Using a single button, you’ll interact with cell phones, letters, or people that often play authentic sound clips of Ryan and Amy discussing further or failed treatment options or their hopes and dreams for Joel’s future. These sound clips of Joel and his family are the defining feature of these characters, and while their physical forms may not have any feature per se, I still walked away feeling like I actually knew the Greens in real life. With the exact same button used to activated these sound clips, you’ll leap over gaps in an old-school video game used to represent the story of ‘Joel the Brave Knight,’ save characters in powerful metaphorical scenes and blow bubbles for Joel’s entertainment.
That Dragon, Cancer makes you feel just as helpless and at the mercy of cancer as the Green’s or any family that has had a loved one suffer from cancer. It’s not just the heart-wrenching audio clips of Amy or Ryan voicing their conflicting degrees of faith, the game puts you in a couple of highly metaphorical scenes that provide a visualization of the pain and anguish that they’re going through. During an incredibly distressing scene in a doctor’s clinic, the room will begin to fill with water when the awful news is given. Ultimately, the room turns into a turbulent and stormy sea with Amy in a boat with Joel without oars and Ryan drowning under the water. The scene doesn’t tell you how to interpret it, nor if you even have to, but it’s at these moments during That Dragon, Cancer, that the game really shines but also becomes emotionally draining.
Even the previously mentioned ‘game’ section where you play as ‘Joel the Brave Knight’ finds a way to become distressing. Regardless of how hard you fight against the dragon at the end, there is no defeating it and the characters are taken up to heaven to rest peacefully. It may be a truly depressing outlook on a horrible disease and situation, but That Dragon, Cancer feels like a bittersweet tribute to all of those who have lost their lives to cancer. As you walk the halls of the corridor, the walls are covered in artwork in one chapter, and letters to late loved ones stand on every surface in another. In the treatment room of the hospital, a wall is covered with the hand and footprints of children. All of these are beautifully sincere means of immortalizing tributes to loved ones of those who helped fund the game, and one of the most heartfelt means of rewarding those who funded the game that we’ve ever seen from a Kickstarter.

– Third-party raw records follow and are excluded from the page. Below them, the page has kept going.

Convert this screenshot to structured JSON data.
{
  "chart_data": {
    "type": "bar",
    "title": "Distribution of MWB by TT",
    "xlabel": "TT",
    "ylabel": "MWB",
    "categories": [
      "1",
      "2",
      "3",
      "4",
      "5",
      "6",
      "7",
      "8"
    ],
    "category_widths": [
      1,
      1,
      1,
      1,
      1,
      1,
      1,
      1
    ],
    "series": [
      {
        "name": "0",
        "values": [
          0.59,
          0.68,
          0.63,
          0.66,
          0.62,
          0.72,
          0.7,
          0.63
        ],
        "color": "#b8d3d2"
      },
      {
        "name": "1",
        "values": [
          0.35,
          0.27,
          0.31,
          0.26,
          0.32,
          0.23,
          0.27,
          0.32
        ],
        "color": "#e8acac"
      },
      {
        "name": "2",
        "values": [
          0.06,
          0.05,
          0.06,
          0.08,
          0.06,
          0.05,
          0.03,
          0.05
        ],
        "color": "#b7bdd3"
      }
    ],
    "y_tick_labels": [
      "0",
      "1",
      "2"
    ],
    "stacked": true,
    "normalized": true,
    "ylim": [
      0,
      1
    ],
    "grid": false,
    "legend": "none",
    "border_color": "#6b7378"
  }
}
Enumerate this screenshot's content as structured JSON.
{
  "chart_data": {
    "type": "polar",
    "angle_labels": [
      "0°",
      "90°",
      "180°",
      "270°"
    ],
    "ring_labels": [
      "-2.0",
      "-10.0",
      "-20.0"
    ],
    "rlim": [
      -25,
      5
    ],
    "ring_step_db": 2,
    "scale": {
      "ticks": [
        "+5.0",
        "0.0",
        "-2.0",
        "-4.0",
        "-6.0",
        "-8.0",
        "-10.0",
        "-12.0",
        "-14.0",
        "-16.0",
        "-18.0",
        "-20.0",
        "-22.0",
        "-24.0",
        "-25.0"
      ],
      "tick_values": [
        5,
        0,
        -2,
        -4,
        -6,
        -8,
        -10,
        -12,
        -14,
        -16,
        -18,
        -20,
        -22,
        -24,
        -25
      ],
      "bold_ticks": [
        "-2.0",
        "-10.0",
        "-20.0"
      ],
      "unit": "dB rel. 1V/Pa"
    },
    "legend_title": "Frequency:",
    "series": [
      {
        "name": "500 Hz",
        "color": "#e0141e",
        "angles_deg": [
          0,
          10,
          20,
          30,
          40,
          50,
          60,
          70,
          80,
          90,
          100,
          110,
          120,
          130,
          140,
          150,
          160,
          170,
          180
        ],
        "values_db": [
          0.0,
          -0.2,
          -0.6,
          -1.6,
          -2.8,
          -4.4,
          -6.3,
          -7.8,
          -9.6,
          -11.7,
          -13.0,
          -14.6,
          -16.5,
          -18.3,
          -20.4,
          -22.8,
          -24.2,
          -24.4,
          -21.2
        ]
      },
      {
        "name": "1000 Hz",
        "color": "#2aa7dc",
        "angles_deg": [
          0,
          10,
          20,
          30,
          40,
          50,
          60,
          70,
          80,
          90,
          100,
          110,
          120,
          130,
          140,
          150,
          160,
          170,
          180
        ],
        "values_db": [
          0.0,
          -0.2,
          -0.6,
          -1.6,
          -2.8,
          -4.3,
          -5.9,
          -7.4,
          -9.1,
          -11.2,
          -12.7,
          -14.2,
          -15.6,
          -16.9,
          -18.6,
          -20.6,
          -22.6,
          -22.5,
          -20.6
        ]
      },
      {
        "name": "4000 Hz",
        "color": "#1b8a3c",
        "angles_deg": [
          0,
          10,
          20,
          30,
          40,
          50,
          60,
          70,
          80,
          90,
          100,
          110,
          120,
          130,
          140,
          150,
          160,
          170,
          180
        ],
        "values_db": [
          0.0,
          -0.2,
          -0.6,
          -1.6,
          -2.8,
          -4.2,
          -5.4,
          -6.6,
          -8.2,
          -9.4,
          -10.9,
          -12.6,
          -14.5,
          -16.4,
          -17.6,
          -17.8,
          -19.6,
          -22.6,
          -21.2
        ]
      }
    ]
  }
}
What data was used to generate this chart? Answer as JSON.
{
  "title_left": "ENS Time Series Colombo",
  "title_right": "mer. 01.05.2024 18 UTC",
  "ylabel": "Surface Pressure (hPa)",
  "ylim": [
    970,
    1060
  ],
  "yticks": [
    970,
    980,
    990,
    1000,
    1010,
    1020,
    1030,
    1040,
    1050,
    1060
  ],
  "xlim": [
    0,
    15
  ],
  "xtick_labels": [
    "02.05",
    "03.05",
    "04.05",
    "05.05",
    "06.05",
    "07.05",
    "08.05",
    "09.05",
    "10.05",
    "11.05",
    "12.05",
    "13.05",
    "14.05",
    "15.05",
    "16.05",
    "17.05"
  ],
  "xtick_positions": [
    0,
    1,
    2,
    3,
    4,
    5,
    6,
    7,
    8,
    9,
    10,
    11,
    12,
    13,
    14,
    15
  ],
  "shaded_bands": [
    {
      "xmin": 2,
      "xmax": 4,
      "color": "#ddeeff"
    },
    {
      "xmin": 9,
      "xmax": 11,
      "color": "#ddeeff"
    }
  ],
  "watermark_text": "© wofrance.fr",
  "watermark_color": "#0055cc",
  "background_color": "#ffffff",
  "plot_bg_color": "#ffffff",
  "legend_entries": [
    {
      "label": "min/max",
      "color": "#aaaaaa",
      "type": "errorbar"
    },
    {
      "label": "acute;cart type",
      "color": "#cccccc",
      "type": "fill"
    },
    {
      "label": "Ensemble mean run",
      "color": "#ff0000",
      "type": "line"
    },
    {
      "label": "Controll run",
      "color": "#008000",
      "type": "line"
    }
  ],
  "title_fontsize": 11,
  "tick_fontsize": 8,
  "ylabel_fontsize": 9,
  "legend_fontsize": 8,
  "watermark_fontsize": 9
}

The closing moments of the game are truly heartfelt and through all of the emotional trauma of the previous chapters, it’s clear that the moments of happiness with Joel were worth all of the pain and suffering for the family and the way in which he will forever be remembered by them. It’s a heartwarming sight to be seen at the end of an otherwise very real two hours but a lovely way for us, as well as his family, to part ways with Joel.
With the emotionally draining effect that That Dragon, Cancer will have on you in mind, I’d still implore you to play it. If only to further understand the harm that cancer brings, not only to those diagnosed with the disease, but to their family and loved ones too. That Dragon, Cancer is a tragic tale and an everlasting tribute to all those who have suffered from cancer and despite the rather loose-feeling controls, it’s still worth your time.
• A beautifully told bittersweet story.
• Successfully handles the sensitive subject of life, death and faith.
• Authentic audio tracks really help the delivery of the story.